Mentre i vari Comuni, attraverso le rispettive assemblee cittadine, si esprimono sul futuro del sistema idrico, l’Ati Messina continua a percorrere spedita la strada del cambiamento. La pronuncia dei vari Consigli, ancorché obbligatoria, in realtà appare come una presa d’atto formale del nuovo corso, visto che o si approva la gestione futura per com’è stata concepita, insieme con l’adesione alla costituenda società mista pubblico-privata Messinacque, oppure ci penserà un commissario a farlo, in sostituzione delle Amministrazioni “inadempienti”. Ed ecco, quindi, che quella che per l’Ati appare un’autostrada, per Enti locali e consorzi già in vita si configura come una via non solo stretta, ma pure obbligata. Sono infatti tantissime la variabili in gioco: dalla creazione di una newco al trasferimento di reti, impianti e attrezzature, passando per il passaggio della forza lavoro.

«Premetto – sottolinea il direttore generale del Comune di Messina Salvo Puccio – che il percorso tracciato è previsto dalle normative in materia, quindi si tratta di una sorta di scelta vincolata. Però tengo a dire che per la tipologia del vasto territorio della provincia di Messina, molto frastagliato, con 108 Comuni, molti dei quali piccoli e in cui si scontano problemi nel settore idrico, qualcosa da rivedere c’è». Ad esempio, forti perplessità riguardano la natura della nascitura società Messinacque, per la maggioranza (il 51%) in mano al soggetto pubblico e per il resto detenuta da un operatore privato. «Nello Statuto della costituenda società – osserva il dirigente di Palazzo Zanca – si fa più volte riferimento al concetto di “impresa”. Questo è un paradosso dinanzi all’obiettivo di fornire un servizio di un bene prezioso e vitale alla collettività, che non può essere orientato alla realizzazione di utili. Non mi convince nemmeno il contenuto dell’articolo 22, che assegna ampi poteri al Consiglio di gestione. Nello specifico, afferma che «la gestione dell’impresa spetta esclusivamente al Consiglio di gestione, composto di tre membri, il quale compie le operazioni necessarie per l'attuazione dell’oggetto sociale, ferma restando la necessità di specifica autorizzazione nei casi richiesti dalla legge o dal presente Statuto». E ancora: «Sono inoltre attribuite a Consiglio di gestione l’istituzione e soppressione di sedi secondarie; l’indicazione di quali amministratori abbiano la rappresentanza della società; la nomina del direttore generale».

Un altro nodo spinoso riguarda il trasferimento di personale che costituirà la pianta organica della Messinacque: «È lecito ipotizzare – continua Puccio – che la nuova società disporrà di un numero di dipendenti variabile da un minimo di 400 a un massimo di 600 unità». E su questo aspetto sotto la lente finiscono le recenti lettere indirizzate dall’Ati Messina ai 92 Comuni dell’Ambito, ad Amam, Consorzio rete fognante ed Acavn, finalizzate al reclutamento della forza lavoro che transiterà nella stessa Messinacque.
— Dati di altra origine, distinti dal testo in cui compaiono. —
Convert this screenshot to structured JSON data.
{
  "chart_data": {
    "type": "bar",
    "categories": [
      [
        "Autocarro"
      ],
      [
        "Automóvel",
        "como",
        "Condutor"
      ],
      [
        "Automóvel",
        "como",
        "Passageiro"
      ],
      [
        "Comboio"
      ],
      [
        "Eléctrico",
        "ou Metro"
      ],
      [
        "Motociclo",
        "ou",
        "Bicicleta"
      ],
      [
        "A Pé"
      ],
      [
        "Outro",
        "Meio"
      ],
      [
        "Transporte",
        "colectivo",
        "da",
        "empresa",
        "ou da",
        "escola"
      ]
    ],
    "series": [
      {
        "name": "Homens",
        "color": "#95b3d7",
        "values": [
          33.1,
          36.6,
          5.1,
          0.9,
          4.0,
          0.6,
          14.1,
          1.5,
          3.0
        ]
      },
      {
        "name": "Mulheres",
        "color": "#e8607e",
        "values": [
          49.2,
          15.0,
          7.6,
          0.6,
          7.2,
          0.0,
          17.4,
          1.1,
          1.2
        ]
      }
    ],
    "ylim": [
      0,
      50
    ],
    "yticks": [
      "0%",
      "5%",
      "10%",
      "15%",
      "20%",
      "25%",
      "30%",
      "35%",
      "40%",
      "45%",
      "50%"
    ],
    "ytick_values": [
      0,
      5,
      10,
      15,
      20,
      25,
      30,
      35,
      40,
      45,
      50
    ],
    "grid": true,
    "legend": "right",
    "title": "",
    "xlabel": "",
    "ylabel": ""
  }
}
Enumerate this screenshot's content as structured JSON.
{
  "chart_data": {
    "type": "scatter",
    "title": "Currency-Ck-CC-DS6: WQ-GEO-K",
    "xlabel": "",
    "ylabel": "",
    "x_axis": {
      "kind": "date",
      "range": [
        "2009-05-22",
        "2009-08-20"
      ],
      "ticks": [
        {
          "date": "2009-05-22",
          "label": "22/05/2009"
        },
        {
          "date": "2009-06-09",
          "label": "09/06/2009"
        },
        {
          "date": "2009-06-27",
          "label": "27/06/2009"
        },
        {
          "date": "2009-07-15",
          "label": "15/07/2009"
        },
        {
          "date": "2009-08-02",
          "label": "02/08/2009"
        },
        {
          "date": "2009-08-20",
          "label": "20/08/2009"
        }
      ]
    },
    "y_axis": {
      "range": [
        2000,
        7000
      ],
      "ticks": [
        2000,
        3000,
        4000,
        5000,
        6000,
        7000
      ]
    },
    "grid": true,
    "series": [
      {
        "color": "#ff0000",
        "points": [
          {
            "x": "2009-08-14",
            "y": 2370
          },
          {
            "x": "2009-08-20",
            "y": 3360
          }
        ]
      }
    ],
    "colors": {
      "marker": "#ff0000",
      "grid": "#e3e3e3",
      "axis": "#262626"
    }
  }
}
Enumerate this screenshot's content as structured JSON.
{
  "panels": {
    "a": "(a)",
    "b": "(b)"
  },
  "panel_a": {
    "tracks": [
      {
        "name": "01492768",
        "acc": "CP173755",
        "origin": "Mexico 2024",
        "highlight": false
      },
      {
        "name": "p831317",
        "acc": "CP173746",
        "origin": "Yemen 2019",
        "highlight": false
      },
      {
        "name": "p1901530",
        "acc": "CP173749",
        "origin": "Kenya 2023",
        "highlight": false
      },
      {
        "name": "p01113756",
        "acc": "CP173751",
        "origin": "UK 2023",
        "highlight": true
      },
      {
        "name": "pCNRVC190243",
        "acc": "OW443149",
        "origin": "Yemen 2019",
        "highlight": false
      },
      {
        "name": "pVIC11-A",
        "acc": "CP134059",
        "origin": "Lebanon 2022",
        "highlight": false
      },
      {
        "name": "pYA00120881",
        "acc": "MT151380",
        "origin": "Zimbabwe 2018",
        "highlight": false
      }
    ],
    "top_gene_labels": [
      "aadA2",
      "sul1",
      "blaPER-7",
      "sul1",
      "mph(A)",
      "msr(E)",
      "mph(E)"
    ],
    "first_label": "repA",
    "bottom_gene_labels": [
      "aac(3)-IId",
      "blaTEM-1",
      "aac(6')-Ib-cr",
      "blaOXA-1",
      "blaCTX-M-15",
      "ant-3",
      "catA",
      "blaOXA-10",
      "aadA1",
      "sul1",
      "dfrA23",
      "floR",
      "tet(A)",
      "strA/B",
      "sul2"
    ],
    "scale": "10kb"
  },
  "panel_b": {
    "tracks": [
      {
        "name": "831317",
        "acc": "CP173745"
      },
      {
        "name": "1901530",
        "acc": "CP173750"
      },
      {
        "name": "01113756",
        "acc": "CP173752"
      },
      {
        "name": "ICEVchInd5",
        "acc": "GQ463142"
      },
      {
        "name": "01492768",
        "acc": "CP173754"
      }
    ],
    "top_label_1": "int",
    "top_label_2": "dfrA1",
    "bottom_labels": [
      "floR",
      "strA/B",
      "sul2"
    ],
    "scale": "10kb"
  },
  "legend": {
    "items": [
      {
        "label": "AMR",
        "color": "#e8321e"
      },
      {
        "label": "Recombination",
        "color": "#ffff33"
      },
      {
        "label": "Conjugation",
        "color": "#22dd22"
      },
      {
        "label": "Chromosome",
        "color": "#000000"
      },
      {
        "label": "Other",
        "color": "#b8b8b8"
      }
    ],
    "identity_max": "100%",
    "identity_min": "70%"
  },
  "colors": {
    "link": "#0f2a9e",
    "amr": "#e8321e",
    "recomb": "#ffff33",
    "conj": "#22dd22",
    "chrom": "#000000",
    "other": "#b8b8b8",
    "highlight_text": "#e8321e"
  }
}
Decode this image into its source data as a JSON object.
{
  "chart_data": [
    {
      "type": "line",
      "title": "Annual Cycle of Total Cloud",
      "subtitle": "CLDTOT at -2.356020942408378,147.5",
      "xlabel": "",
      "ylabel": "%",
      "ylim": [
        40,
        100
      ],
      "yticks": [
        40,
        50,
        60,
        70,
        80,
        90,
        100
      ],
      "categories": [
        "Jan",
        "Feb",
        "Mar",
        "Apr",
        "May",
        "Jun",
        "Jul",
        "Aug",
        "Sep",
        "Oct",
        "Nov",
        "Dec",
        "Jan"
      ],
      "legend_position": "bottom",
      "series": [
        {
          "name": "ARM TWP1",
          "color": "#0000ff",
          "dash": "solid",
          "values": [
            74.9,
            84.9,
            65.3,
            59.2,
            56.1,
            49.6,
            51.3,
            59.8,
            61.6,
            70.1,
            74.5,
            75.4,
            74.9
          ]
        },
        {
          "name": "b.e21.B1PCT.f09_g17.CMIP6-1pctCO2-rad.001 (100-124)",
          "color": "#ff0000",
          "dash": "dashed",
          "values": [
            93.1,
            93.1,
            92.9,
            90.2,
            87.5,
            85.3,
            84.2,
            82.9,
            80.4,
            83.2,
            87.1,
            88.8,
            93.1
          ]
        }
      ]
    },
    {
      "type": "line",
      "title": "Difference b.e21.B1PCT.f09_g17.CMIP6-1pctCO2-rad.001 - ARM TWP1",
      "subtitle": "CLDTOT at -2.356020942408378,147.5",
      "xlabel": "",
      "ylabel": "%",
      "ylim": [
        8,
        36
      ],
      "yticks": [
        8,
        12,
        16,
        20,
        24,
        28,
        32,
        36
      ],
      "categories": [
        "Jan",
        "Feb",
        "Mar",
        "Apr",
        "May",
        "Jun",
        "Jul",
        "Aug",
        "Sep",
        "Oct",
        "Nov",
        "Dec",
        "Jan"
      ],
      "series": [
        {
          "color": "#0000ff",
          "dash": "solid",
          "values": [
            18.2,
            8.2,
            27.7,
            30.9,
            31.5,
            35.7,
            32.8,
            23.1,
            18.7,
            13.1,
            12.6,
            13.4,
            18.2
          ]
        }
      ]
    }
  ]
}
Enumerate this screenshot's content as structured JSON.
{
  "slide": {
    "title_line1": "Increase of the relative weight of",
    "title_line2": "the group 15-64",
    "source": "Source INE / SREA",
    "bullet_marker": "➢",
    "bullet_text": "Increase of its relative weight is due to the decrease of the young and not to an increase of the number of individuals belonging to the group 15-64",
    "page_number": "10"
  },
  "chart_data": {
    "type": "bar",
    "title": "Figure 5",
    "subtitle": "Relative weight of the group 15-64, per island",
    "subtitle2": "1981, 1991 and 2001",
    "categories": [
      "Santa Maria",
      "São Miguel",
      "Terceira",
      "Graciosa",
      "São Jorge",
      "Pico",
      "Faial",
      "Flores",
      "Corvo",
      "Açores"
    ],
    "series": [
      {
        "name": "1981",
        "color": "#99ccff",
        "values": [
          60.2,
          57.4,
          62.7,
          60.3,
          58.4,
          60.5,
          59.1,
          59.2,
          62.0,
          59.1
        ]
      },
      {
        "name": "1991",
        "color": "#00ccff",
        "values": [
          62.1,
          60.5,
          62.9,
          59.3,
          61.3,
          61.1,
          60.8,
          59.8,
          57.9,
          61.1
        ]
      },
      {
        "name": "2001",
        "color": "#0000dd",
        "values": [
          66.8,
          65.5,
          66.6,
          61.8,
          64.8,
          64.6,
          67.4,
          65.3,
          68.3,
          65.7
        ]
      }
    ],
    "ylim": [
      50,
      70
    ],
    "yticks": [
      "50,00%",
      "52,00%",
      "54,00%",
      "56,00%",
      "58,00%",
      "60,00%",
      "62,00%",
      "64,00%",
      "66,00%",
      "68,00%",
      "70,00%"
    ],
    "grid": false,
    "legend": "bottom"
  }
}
Un passaggio affatto indolore anche a giudizio dei sindacati, con le federazioni di categoria di Cgil, Cisl e Uil che già hanno puntato i piedi e chiesto un incontro urgente alla commissaria dell’Ati Messina Rosaria Barresi. La parola che inquieta, eccome, è «licenziamento», chiaramente indicata nella corrispondenza sull’aspetto occupazionale. In soldoni, amministrazioni locali, Azienda Meridionale acque Messina e i due consorzi che operano l’uno sul versante ionico e l’altro su quello tirrenico sono stati invitati a mandare un elenco dei loro impiegati dotati di conoscenze e competenze nei settori idrico, acquedottistico e delle fognature. Dovrebbero quindi formare l’organico della Messinacque, che li riassorbirà secondo i dettami dei Contratti collettivi nazionali di lavoro.